Der ganzheitliche Ansatz von Prozesstransformationen

Für eine erfolgreiche digitale Transformation müssen Mitarbeiter in die Lage versetzt werden, kontinuierlich Prozessinnovation in das Geschäftsmodell entlang von vernetzten Systemen und Daten einzuspeisen. Intelligente und holistische Lösungen können dabei helfen, genau dieses Problem zu lösen, indem sie schnelle und tiefgründige Analysen der gegenwärtigen Prozesse generieren und potenzielle Prozessoptimierungen automatisch oder semi-automatisch in den Geschäftskontext zurückführen.

In der Welt der Prozesse galten Process Mining, RPA und Workflow bisher als die stärksten Werkzeuge. Nun gilt es aber die Brücke zwischen diesen Komponenten zu schlagen und weitreichend in den betrieblichen Ablauf und in die System-Daten-Landschaft zu integrieren, um nachhaltig Geschwindigkeit zu gewinnen. Das bedeutet, eine nachvollziehbare Verbindung zwischen Analyse-, Optimierungs- und Verbesserungslösungen erweitert durch die nachweisbare Wirksamkeitsmessung zu schaffen. Doch auch damit ist das Problem noch nicht behoben. Digitale Transformationen sind keine reinen IT-Projekte, es sind Einschnitte in die Denk- und Handlungsweise eines Unternehmens. Daher müssen Prozessoptimierungen oder Verbesserungen kontinuierlich überwacht und bei allen Prozessbeteiligten eingeführt und gelebt werden. Letztlich geht es darum, intelligentes, datengestütztes und toolbasiertes Prozessmanagement als Disziplin im Unternehmen zu etablieren.

Die wichtigsten Komponenten von Prozesstransformation – „Analyse“ als erste Kategorie

Am Anfang einer jeden Prozesstransformation stehen Analysen und Einblicke in die gegenwärtigen Prozesse.
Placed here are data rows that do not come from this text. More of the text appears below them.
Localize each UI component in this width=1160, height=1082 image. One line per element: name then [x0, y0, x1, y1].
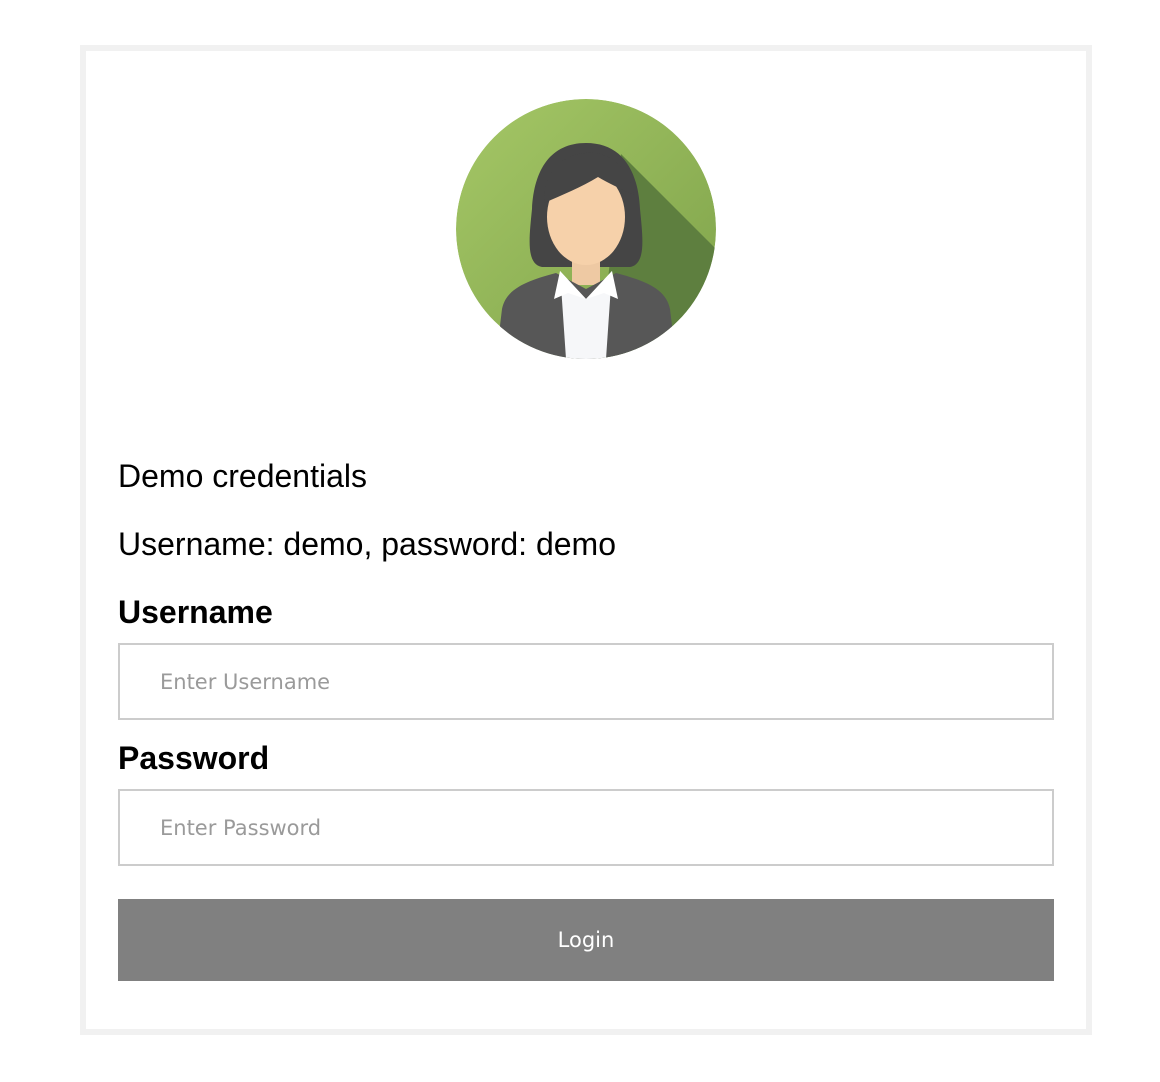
demo-credentials-title: Demo credentials — [118, 458, 367, 494]
login-card: Demo credentials Username: demo, passwor… — [80, 45, 1092, 1035]
demo-credentials-text: Username: demo, password: demo — [118, 526, 616, 562]
password-input[interactable] — [118, 789, 1054, 866]
female-user-avatar-icon — [456, 99, 716, 359]
username-label: Username — [118, 594, 273, 630]
username-input[interactable] — [118, 643, 1054, 720]
avatar — [456, 99, 716, 359]
password-label: Password — [118, 740, 270, 776]
login-button[interactable]: Login — [118, 899, 1054, 981]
Dabei helfen vordefinierte Prozess-Kennzahlen und -abläufe, um den Fokus der Analyse möglichst schnell und kosteneffizient zu bestimmen. Mit Process Mining können dann die identifizierten Prozesse auf einer tieferen Ebene analysiert und ausgewertet werden. Dadurch zeigt sich ein immer genauer werdendes Bild der Prozessrealität – wie Prozesse laufen und wo genau Optimierungs- oder Verbesserungsbedarf im Detail besteht.
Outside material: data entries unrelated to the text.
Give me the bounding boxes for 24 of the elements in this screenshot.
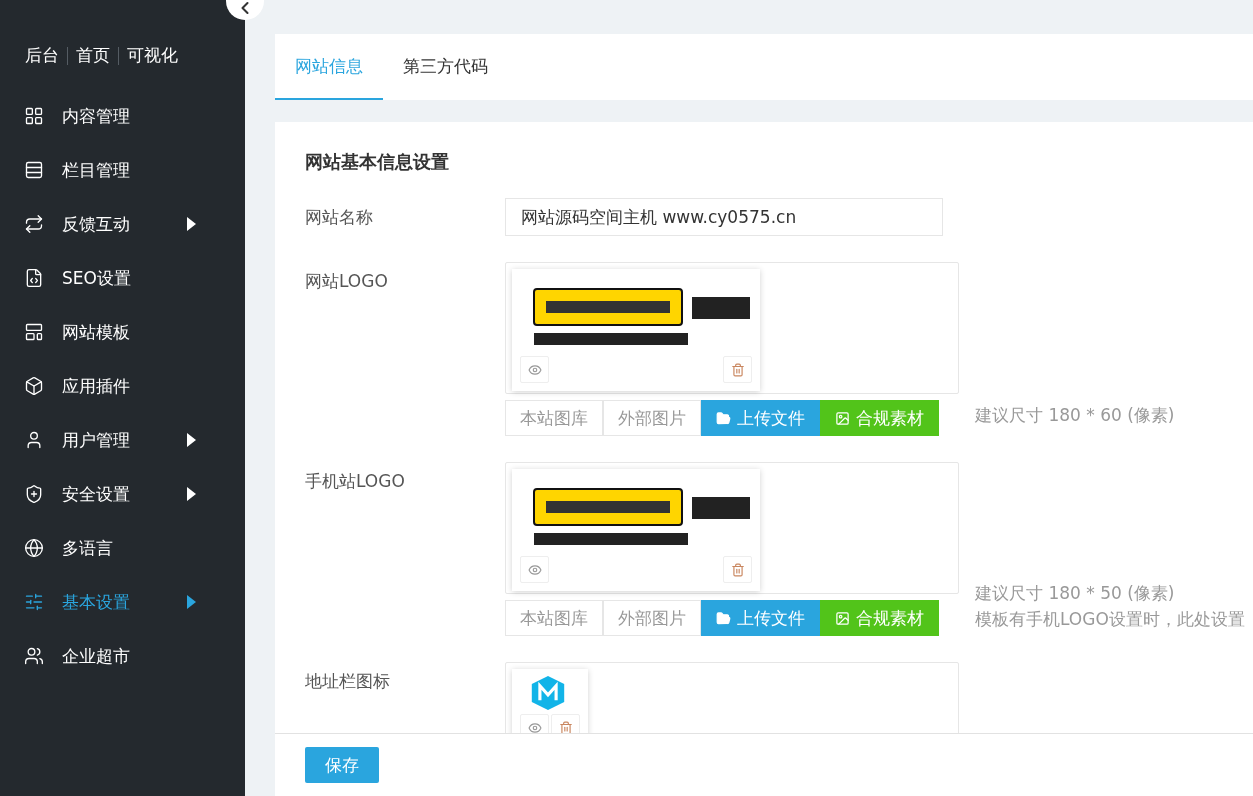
sidebar-item[interactable]: 内容管理 <box>0 89 245 143</box>
sidebar-item[interactable]: 反馈互动 <box>0 197 245 251</box>
field-label: 网站LOGO <box>305 270 389 293</box>
sidebar-item[interactable]: 企业超市 <box>0 629 245 683</box>
quick-link[interactable]: 后台 <box>25 44 59 67</box>
quick-link[interactable]: 可视化 <box>127 44 178 67</box>
sidebar-item[interactable]: 多语言 <box>0 521 245 575</box>
field-label: 地址栏图标 <box>305 670 391 693</box>
sidebar-item[interactable]: 基本设置 <box>0 575 245 629</box>
size-hint: 建议尺寸 180 * 50 (像素) <box>975 582 1176 605</box>
sidebar-item[interactable]: 栏目管理 <box>0 143 245 197</box>
field-label: 手机站LOGO <box>305 470 406 493</box>
size-hint: 建议尺寸 180 * 60 (像素) <box>975 404 1175 427</box>
sidebar-item[interactable]: SEO设置 <box>0 251 245 305</box>
size-hint: 模板有手机LOGO设置时，此处设置 <box>975 608 1245 631</box>
sidebar-item[interactable]: 安全设置 <box>0 467 245 521</box>
section-title: 网站基本信息设置 <box>305 150 450 174</box>
input-field[interactable]: 网站源码空间主机 www.cy0575.cn <box>505 198 943 236</box>
sidebar-item[interactable]: 用户管理 <box>0 413 245 467</box>
field-label: 网站名称 <box>305 206 374 229</box>
tab[interactable]: 第三方代码 <box>383 34 508 100</box>
sidebar-item[interactable]: 应用插件 <box>0 359 245 413</box>
quick-link[interactable]: 首页 <box>76 44 110 67</box>
sidebar-item[interactable]: 网站模板 <box>0 305 245 359</box>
Die Analyse durch eine Process-MiningLösung ist sehr tiefgründig und gleichzeitig auch zeitintensiv. Diese Erkenntnisse liefern einem Unternehmen erst dann einen Mehrwert, wenn sinnvolle Maßnahmen aus ihnen abgeleitet werden. Die Handlungsempfehlungen sollten zeigen, wie sich beispielsweise der Cashflow des Unternehmens erhöht, wenn die Durchlaufzeit von Bestellaufträgen verringert werden kann.
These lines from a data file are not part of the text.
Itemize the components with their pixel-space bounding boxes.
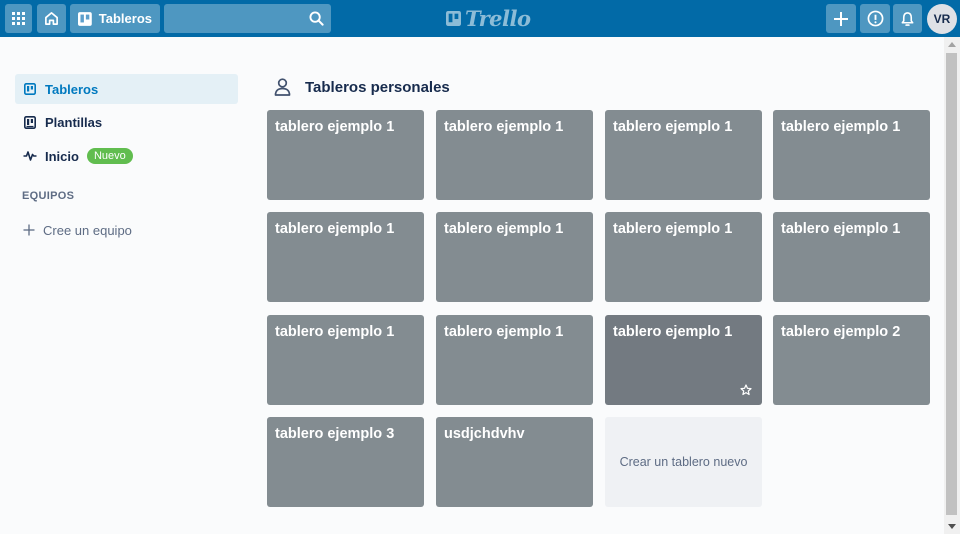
person-icon: [274, 78, 291, 96]
section-header: Tableros personales: [274, 78, 450, 96]
search-icon[interactable]: [309, 11, 324, 26]
board-tile-title: tablero ejemplo 1: [444, 324, 564, 340]
new-badge: Nuevo: [86, 148, 133, 164]
sidebar-item-inicio[interactable]: Inicio Nuevo: [15, 141, 238, 171]
vertical-scrollbar[interactable]: [944, 37, 960, 534]
board-tile-title: tablero ejemplo 1: [444, 221, 564, 237]
bell-icon: [901, 11, 914, 26]
info-icon: [867, 10, 883, 27]
create-button[interactable]: [826, 4, 856, 33]
board-tile[interactable]: tablero ejemplo 1: [436, 110, 593, 200]
sidebar-item-plantillas[interactable]: Plantillas: [15, 108, 238, 138]
create-team-button[interactable]: Cree un equipo: [15, 216, 238, 244]
board-tile[interactable]: tablero ejemplo 1: [605, 315, 762, 405]
boards-button-label: Tableros: [98, 11, 152, 26]
board-tile[interactable]: tablero ejemplo 2: [773, 315, 930, 405]
board-tile[interactable]: tablero ejemplo 1: [436, 212, 593, 302]
board-tile[interactable]: tablero ejemplo 1: [605, 212, 762, 302]
home-button[interactable]: [37, 4, 66, 33]
logo-text: Trello: [465, 5, 531, 31]
board-icon: [23, 82, 37, 96]
board-tile[interactable]: tablero ejemplo 1: [267, 212, 424, 302]
board-tile-title: tablero ejemplo 1: [613, 221, 733, 237]
template-icon: [23, 116, 37, 130]
scroll-down-arrow-icon[interactable]: [948, 524, 956, 529]
board-tile-title: tablero ejemplo 1: [444, 119, 564, 135]
board-tile-title: usdjchdvhv: [444, 426, 525, 442]
board-tile-title: tablero ejemplo 1: [613, 324, 733, 340]
avatar[interactable]: VR: [927, 4, 957, 34]
scroll-up-arrow-icon[interactable]: [948, 42, 956, 47]
board-tile-title: tablero ejemplo 1: [781, 221, 901, 237]
trello-logo-icon: [446, 10, 461, 26]
sidebar-item-tableros[interactable]: Tableros: [15, 74, 238, 104]
board-tile[interactable]: tablero ejemplo 1: [267, 315, 424, 405]
board-tile-title: tablero ejemplo 1: [275, 119, 395, 135]
board-tile[interactable]: usdjchdvhv: [436, 417, 593, 507]
board-tile[interactable]: tablero ejemplo 3: [267, 417, 424, 507]
board-tile-title: tablero ejemplo 2: [781, 324, 901, 340]
info-button[interactable]: [860, 4, 890, 33]
board-tile[interactable]: tablero ejemplo 1: [773, 212, 930, 302]
trello-logo[interactable]: Trello: [446, 5, 531, 31]
search-input[interactable]: [164, 4, 304, 33]
board-tile[interactable]: tablero ejemplo 1: [605, 110, 762, 200]
plus-icon: [23, 224, 35, 236]
create-team-label: Cree un equipo: [43, 222, 132, 238]
plus-icon: [834, 11, 848, 26]
create-board-label: Crear un tablero nuevo: [619, 455, 748, 469]
grid-icon: [12, 12, 25, 25]
teams-heading: EQUIPOS: [22, 190, 75, 202]
board-tile-title: tablero ejemplo 3: [275, 426, 395, 442]
board-tile[interactable]: tablero ejemplo 1: [267, 110, 424, 200]
boards-button[interactable]: Tableros: [70, 4, 160, 33]
top-header: Tableros Trello VR: [0, 0, 960, 37]
board-tile-title: tablero ejemplo 1: [613, 119, 733, 135]
notifications-button[interactable]: [893, 4, 922, 33]
star-icon[interactable]: [740, 384, 752, 396]
board-tile[interactable]: tablero ejemplo 1: [773, 110, 930, 200]
sidebar-item-label: Plantillas: [45, 115, 103, 130]
create-board-tile[interactable]: Crear un tablero nuevo: [605, 417, 762, 507]
board-icon: [78, 11, 92, 26]
sidebar-item-label: Tableros: [45, 81, 99, 97]
apps-button[interactable]: [5, 4, 32, 33]
board-tile-title: tablero ejemplo 1: [781, 119, 901, 135]
activity-icon: [23, 149, 37, 163]
sidebar: Tableros Plantillas Inicio Nuevo EQUIPOS…: [15, 74, 238, 244]
board-tile[interactable]: tablero ejemplo 1: [436, 315, 593, 405]
scroll-thumb[interactable]: [946, 53, 957, 515]
home-icon: [45, 12, 58, 25]
board-tile-title: tablero ejemplo 1: [275, 324, 395, 340]
sidebar-item-label: Inicio: [45, 148, 79, 164]
search-box[interactable]: [164, 4, 331, 33]
board-tile-title: tablero ejemplo 1: [275, 221, 395, 237]
section-title: Tableros personales: [305, 78, 450, 96]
Hier ein Beispiel dazu: Ein Unternehmen stellt ein Problem bei der Forderungslaufzeit fest. Diese Kennzahl wächst immer weiter, obwohl die Zahlungszeit nicht verändert wird. Der Prozess wird hier also nicht richtig ausgeführt. Bei der Analyse wird dann klar, dass diese Prozesse von den diversen Service centern, die das Unternehmen rund um die Welt betreibt, anders ausführt werden. Es stellt sich heraus, dass die jeweiligen Bestellformulare, die der Kunde für die Zuordnung benötigt, nicht mit den Rechnungen mitgeschickt werden – da die Bestellformulare hier manuell herausgesucht werden müssen.

Lange Zeit wurden Analyse und Umsetzung von Handlungsempfehlungen unabhängig voneinander angegangen. Unternehmen haben für die Aufdeckung von Schwachstellen in ihren Prozessen mit einem Anbieter zusammengearbeitet und für die Lösung des Problems einen anderen Anbieter aufsuchen müssen. Mit der Verbindung von Einblicken und Lösung können Unternehmen an Effizienz und Geschwindigkeit gewinnen.

Auch hierzu ein Beispiel: Mithilfe von Process Mining haben wir die Möglichkeit, die Prozess-Realität besser zu verstehen und manuelle Blockaden zu erkennen. In Verbindung mit prozessbezogenem Task Mining, wie User Behaviour Mining, können wir die Interaktionen zwischen Anwendern und der Anwendungsoberfläche verfolgen und die manuellen Brüche im Prozess besser identifizieren und beschreiben.

Die tiefen Einblicke helfen uns dann, schnell und gezielt Automatisierungslösungen zu entwickeln und im Prozessverlauf an richtiger Stelle einzulasten.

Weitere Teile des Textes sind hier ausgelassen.